Pickled Mexican Prawn Cocktail by The Pickle House

Serves 2


  • 1/2 Pack of prawns

  • 1 Little gem lettuce, shredded

  • 10 Cherry tomatoes, halved

  • 1/2 Red onion, chopped

  • Handful of chopped coriander

  • 1 Avocado, peeled and diced

  • Wedge of Lime

  • Large pinch of cracked black pepper

The Juice:

  • 1 pack (330ml) Borough Broth beef broth

  • 300ml Tomato Juice

  • 100ml Pickle House Original Pickle Juice

  • 2 tbsp Olive oil

  • 2 tsp Cholula

  • 1 tsp Green Tabasco

  • 1 tsp Worcester sauce

  • 1 tsp Celery Salt

  • Juice of 1 lime


  1. In a pan boil the beef broth down to more than half its original size then set aside to cool.

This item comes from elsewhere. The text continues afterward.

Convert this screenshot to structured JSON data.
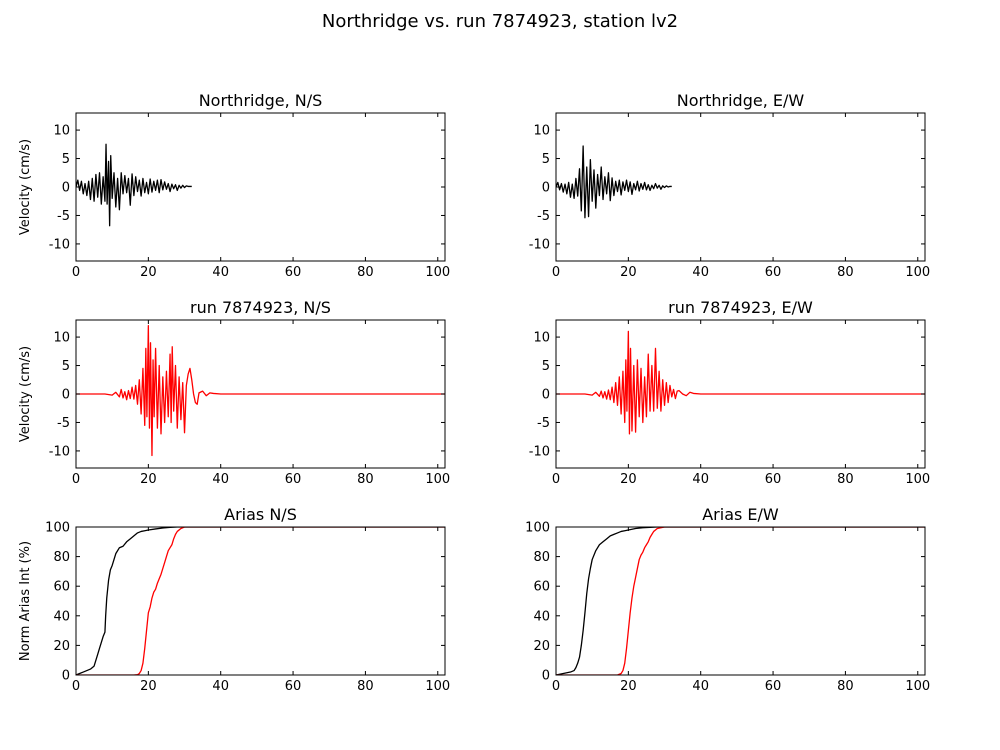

  2. In a jug mix together the tomato juice, pickle juice, olive oil, Cholula, green Tabasco, Worcester sauce, celery salt and lime.

  3. Then add the beef broth and mix together.

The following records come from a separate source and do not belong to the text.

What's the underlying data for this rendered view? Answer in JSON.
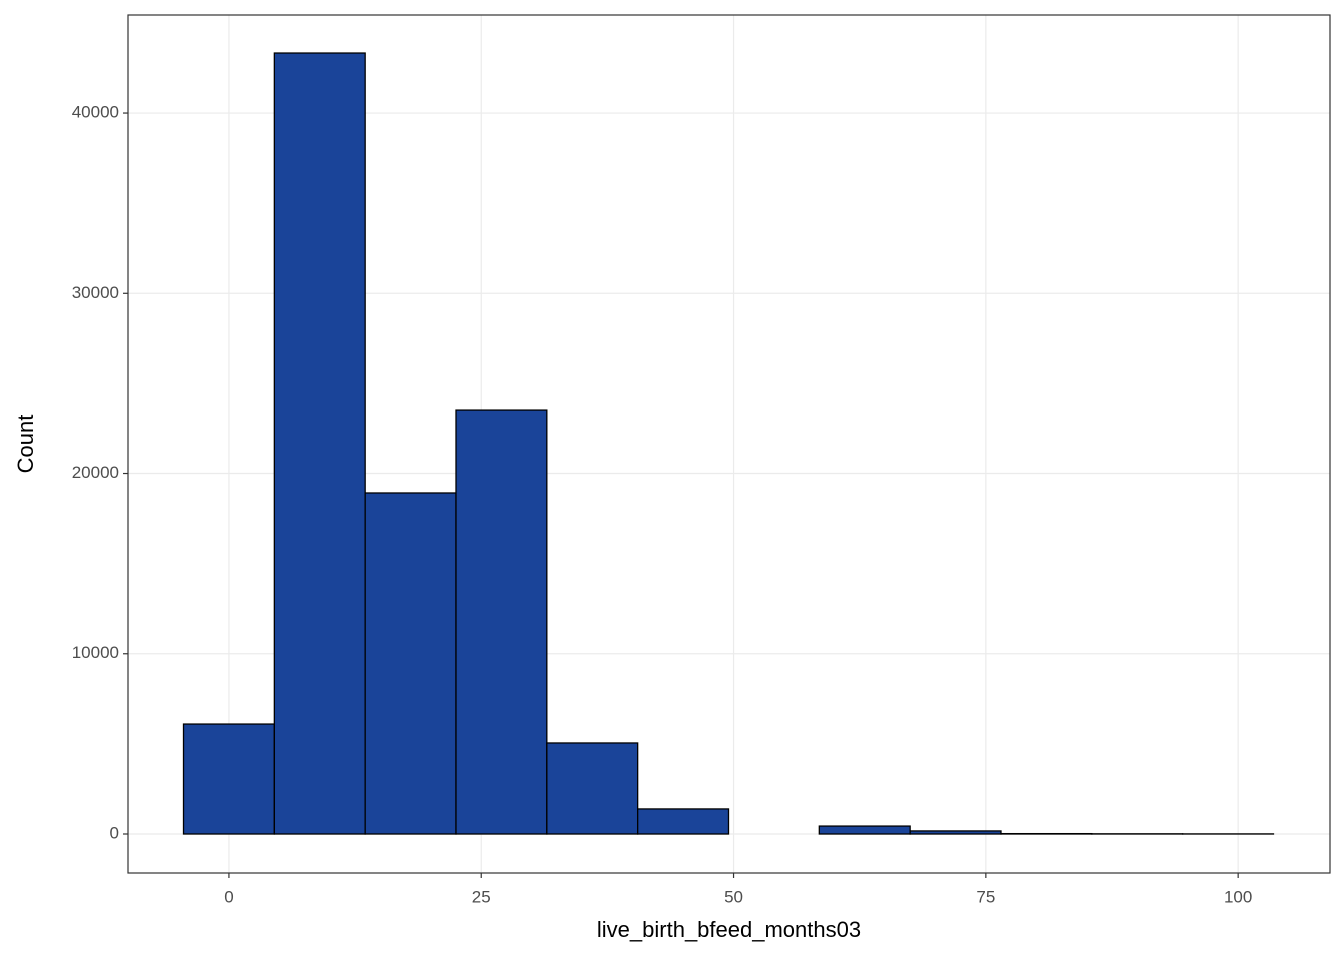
{
  "chart_data": {
    "type": "histogram",
    "x_label": "live_birth_bfeed_months03",
    "y_label": "Count",
    "bins": [
      -4.5,
      4.5,
      13.5,
      22.5,
      31.5,
      40.5,
      49.5,
      58.5,
      67.5,
      76.5,
      85.5,
      94.5,
      103.5
    ],
    "counts": [
      6100,
      43330,
      18920,
      23520,
      5050,
      1390,
      0,
      440,
      170,
      20,
      10,
      5
    ],
    "color": "#1a4499",
    "edge_color": "#000000",
    "xlim": [
      -10,
      109.1
    ],
    "xticks": [
      0,
      25,
      50,
      75,
      100
    ],
    "ylim": [
      -2164,
      45440
    ],
    "yticks": [
      0,
      10000,
      20000,
      30000,
      40000
    ],
    "grid": true
  }
}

  4. Taste, if you prefer more spice add a little extra Cholula or Tabasco.

  5. Refrigerate until ready to use.

  6. When ready, using two large glasses divide the prawns, shredded lettuce, cherry tomatoes and red onion evenly into each one.

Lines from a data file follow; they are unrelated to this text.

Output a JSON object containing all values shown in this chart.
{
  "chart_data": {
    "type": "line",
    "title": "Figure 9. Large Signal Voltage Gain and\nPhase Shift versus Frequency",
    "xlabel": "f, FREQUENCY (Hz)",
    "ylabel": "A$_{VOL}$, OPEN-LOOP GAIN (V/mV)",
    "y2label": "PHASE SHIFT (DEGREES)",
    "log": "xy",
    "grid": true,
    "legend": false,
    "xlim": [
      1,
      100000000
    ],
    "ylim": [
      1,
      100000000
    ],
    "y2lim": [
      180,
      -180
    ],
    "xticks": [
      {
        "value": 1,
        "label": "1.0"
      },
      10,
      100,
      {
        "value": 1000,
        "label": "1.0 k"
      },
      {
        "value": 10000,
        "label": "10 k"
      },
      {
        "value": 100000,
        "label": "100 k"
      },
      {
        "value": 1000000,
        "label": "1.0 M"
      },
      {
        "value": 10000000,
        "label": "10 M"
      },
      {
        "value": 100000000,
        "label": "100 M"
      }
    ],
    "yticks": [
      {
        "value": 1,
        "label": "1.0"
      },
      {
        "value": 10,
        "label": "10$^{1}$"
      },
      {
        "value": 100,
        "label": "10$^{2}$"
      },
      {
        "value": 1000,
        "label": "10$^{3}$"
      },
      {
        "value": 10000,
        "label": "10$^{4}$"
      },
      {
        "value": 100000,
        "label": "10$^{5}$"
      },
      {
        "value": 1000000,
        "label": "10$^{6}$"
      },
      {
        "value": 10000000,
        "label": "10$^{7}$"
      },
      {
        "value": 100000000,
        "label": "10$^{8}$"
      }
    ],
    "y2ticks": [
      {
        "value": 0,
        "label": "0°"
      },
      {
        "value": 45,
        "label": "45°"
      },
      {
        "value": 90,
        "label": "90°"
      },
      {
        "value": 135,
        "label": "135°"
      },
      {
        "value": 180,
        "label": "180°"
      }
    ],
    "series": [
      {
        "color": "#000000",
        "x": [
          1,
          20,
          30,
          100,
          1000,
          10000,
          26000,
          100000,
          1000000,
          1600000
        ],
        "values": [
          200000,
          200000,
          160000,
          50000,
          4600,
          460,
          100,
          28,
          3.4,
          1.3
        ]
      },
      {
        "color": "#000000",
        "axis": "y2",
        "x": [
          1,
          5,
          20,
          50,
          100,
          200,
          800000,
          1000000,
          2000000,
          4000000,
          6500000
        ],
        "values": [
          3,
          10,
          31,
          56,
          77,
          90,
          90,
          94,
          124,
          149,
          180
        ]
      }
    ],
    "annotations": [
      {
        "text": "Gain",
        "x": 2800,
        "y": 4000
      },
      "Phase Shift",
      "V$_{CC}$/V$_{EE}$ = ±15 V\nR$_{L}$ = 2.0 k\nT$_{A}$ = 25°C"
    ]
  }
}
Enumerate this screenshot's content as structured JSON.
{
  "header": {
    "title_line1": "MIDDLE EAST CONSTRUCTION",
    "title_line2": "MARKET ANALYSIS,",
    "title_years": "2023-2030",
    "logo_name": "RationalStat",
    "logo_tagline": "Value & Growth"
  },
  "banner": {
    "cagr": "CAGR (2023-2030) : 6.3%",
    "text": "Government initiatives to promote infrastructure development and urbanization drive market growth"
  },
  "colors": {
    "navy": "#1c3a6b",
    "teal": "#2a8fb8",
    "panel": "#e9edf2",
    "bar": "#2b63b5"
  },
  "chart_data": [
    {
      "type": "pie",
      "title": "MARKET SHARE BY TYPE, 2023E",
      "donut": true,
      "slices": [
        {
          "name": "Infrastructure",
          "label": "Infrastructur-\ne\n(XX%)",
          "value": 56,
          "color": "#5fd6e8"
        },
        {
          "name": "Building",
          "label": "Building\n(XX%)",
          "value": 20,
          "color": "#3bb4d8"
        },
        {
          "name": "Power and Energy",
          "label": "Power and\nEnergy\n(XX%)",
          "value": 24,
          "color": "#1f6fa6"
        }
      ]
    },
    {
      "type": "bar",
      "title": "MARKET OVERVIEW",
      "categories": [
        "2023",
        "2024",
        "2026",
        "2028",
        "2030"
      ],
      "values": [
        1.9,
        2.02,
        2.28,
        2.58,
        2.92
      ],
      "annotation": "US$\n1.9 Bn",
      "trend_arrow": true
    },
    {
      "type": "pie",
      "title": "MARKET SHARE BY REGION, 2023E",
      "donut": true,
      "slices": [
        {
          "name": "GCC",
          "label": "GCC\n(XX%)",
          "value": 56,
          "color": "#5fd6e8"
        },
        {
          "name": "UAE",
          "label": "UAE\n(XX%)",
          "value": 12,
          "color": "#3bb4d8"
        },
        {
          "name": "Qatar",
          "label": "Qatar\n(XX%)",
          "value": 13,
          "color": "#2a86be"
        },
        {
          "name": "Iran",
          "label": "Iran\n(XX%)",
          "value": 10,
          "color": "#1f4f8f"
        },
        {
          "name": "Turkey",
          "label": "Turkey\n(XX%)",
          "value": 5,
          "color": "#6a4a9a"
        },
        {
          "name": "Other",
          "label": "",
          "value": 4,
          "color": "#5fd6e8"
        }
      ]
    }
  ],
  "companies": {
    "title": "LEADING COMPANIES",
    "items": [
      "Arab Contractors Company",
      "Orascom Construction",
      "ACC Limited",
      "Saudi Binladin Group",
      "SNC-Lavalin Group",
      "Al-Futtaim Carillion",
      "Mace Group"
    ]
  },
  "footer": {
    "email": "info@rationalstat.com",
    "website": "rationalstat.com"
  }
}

  7. Then add a bit of the coriander and avocado saving some aside to garnish.

  8. Give each glass a quick mix and top with the juice from the refrigerator.

  9. Sprinkle over the remaining avocado and coriander and finish with a large pinch of cracked black pepper.

  10. Serve with lime wedges and eat with a spoon or tortilla chips.